Les fabricants de tabac Philip Morris et Japan Tobacco, restés en Russie, engrangent des profits considérables depuis l’invasion de l’Ukraine
15 juillet 2023
Par: Comité national contre le tabagisme
Dernière mise à jour : 15 juillet 2023
Temps de lecture : 5 minutes
Un rapport de B4Ukraine, une coalition d’organisations de la société civile ukrainienne révèle que plusieurs multinationales ont une activité lucrative soutenue en Russie depuis le début de l’invasion de l’Ukraine. Philip Morris et Japan Tobacco international sont parmi ces entreprises qui tirent le plus profit de la situation.
Intitulé « The Business of Staying: a closer look at multinational revenues and taxes in Russia in 2022 »[1], que l’on pourrait traduire par "L'activité économique des entreprises restées en Russie : un examen plus approfondi des revenus des multinationales et des taxes versées en 2022", ce rapport a été effectué en partenariat avec la Kyiv School of Economics (KSE).

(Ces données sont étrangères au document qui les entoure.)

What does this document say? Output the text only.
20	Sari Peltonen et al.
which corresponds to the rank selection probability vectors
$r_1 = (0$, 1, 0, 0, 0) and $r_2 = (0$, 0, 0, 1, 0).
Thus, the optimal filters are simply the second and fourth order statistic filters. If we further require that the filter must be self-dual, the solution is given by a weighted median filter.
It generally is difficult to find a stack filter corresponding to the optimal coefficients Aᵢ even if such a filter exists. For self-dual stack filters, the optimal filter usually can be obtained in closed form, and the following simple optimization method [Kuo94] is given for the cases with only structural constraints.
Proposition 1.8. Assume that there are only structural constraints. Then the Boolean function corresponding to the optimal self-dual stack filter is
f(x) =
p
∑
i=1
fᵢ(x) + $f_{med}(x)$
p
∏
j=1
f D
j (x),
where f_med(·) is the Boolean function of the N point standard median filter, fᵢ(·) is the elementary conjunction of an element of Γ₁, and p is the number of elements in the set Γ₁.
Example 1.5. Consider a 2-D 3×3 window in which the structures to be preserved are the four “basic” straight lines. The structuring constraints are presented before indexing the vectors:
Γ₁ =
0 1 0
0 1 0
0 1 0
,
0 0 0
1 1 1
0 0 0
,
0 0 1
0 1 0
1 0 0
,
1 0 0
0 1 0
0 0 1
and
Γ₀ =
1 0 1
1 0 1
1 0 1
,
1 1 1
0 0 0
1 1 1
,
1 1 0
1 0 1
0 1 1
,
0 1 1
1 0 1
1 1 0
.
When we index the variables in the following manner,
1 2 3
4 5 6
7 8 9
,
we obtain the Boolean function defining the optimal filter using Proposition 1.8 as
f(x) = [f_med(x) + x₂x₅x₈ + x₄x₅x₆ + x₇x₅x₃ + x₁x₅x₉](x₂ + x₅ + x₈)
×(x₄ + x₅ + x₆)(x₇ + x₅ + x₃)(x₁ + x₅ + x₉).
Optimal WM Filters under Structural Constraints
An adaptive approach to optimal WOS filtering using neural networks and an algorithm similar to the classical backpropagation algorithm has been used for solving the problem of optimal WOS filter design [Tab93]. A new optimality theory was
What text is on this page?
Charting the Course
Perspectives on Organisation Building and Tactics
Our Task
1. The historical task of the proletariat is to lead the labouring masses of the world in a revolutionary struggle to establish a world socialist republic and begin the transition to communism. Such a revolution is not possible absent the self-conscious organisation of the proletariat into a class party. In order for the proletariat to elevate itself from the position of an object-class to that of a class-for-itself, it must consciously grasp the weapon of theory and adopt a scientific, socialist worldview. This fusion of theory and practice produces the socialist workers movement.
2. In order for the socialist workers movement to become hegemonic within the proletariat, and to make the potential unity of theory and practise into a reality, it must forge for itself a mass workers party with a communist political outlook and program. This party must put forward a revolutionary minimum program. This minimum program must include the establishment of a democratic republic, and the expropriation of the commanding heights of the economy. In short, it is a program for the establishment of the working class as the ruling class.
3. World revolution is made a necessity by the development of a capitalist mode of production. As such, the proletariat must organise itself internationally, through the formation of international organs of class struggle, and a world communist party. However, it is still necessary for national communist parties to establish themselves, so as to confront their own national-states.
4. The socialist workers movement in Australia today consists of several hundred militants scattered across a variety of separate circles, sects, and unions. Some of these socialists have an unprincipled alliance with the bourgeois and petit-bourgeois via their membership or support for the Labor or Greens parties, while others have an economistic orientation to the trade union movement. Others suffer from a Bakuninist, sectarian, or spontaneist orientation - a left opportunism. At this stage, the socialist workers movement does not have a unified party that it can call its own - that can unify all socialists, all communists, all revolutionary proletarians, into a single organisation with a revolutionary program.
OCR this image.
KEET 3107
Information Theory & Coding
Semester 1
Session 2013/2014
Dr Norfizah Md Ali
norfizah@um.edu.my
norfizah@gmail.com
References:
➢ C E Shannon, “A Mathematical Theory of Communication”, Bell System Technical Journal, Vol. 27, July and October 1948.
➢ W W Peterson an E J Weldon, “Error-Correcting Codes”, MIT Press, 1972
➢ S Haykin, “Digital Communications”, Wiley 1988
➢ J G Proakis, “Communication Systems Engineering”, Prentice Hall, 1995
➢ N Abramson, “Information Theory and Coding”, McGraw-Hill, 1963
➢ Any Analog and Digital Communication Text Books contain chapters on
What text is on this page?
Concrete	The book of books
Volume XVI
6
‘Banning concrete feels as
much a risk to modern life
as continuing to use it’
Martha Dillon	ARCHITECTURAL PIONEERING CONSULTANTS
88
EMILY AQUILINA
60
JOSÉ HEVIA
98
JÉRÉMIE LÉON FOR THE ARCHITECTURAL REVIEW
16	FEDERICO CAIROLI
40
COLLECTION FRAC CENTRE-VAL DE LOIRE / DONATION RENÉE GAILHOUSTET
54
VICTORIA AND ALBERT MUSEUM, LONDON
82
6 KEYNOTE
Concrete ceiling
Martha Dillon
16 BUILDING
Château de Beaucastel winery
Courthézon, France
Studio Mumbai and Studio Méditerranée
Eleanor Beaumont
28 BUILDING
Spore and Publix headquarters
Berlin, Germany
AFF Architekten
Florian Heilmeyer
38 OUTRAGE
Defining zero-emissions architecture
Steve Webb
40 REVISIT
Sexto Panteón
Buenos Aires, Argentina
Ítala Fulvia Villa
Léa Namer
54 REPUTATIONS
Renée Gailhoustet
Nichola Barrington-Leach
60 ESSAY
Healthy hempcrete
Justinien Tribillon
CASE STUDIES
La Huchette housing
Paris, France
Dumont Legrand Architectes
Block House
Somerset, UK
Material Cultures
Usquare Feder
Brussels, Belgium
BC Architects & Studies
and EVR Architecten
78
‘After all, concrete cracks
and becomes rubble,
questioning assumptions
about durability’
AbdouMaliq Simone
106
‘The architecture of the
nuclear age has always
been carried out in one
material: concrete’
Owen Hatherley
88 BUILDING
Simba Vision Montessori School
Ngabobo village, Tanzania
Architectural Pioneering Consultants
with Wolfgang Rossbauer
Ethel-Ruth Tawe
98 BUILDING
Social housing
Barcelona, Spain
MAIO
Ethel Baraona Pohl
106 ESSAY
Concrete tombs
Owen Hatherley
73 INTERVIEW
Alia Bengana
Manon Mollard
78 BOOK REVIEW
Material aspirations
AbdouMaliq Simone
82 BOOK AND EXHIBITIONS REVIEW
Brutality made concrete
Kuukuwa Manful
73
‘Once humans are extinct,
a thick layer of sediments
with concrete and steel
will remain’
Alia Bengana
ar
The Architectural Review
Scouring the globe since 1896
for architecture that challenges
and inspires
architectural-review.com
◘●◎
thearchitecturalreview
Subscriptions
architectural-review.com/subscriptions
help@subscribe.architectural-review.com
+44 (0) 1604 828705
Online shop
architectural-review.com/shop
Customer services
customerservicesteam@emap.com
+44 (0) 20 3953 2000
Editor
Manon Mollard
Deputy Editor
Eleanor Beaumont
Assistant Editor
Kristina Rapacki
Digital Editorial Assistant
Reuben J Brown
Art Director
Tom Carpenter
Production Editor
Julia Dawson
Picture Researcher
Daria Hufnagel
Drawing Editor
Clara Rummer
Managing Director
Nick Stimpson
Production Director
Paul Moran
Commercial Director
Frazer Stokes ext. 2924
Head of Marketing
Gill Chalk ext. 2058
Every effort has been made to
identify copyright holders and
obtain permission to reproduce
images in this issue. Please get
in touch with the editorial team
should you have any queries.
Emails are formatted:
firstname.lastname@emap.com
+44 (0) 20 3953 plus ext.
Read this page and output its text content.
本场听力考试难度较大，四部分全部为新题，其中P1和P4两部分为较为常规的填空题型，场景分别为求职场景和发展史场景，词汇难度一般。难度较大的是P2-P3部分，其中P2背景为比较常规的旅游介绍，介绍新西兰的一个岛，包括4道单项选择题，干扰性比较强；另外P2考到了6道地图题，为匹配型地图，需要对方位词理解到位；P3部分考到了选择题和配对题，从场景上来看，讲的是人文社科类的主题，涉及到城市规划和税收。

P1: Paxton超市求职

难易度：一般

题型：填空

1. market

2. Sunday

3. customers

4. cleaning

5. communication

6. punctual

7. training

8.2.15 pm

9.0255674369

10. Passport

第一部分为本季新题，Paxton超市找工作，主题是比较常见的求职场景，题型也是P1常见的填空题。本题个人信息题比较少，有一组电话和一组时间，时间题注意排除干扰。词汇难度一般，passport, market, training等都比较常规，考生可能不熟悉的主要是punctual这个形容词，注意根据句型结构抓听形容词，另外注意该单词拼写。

Il révèle la situation de plusieurs entreprises - principalement de l’agroalimentaire et du tabac. Celles-ci ont continué à exercer leurs activités en Russie depuis le début de la guerre, et ce malgré les sanctions imposées par les pays Occidentaux.
Les données sur les retraits d'entreprises, les revenus, bénéfices, régularisations et les taxes en particulier les impôts sur les bénéfices, proviennent des recherches du KSE, qui s'appuient sur une série de sources publiques, notamment le registre des entreprises russes, des rapports d’activité et des déclarations fiscales d'entreprises. L’année fiscale en Russie couvrant une année civile complète, les données collectées pour 2022 s’étendent donc quelque peu en amont de la date d’invasion de l’Ukraine intervenue le 24 février 2022.
Au cours de cette période de janvier à décembre 2022, les entreprises présentes sur le territoire russe ont généré 213,9 milliards de dollars US de revenus, pour un profit total de 14,1 milliards de dollars US $. Avec un revenu cumulé de 46,8 milliards de dollars, les 20 plus grandes entreprises étrangères restées en Russie ont vu leur revenu augmenter de 27% par rapport à 2021. Les entreprises restées en Russie ont payé 3,5 milliards de dollars en impôts et autres taxes.
Selon le rapport, ces chiffres ne reflètent toutefois qu’une partie du montant réellement versé au régime du Kremlin en 2022. Les chiffres des revenus et des impôts sont disponibles uniquement pour les entreprises disposant de filiales et ayant donc une entité juridique dans le pays. De plus, les taxes payées sur les salaires des employés, les cotisations sociales et la TVA ne sont pas inclus dans l’évaluation faite.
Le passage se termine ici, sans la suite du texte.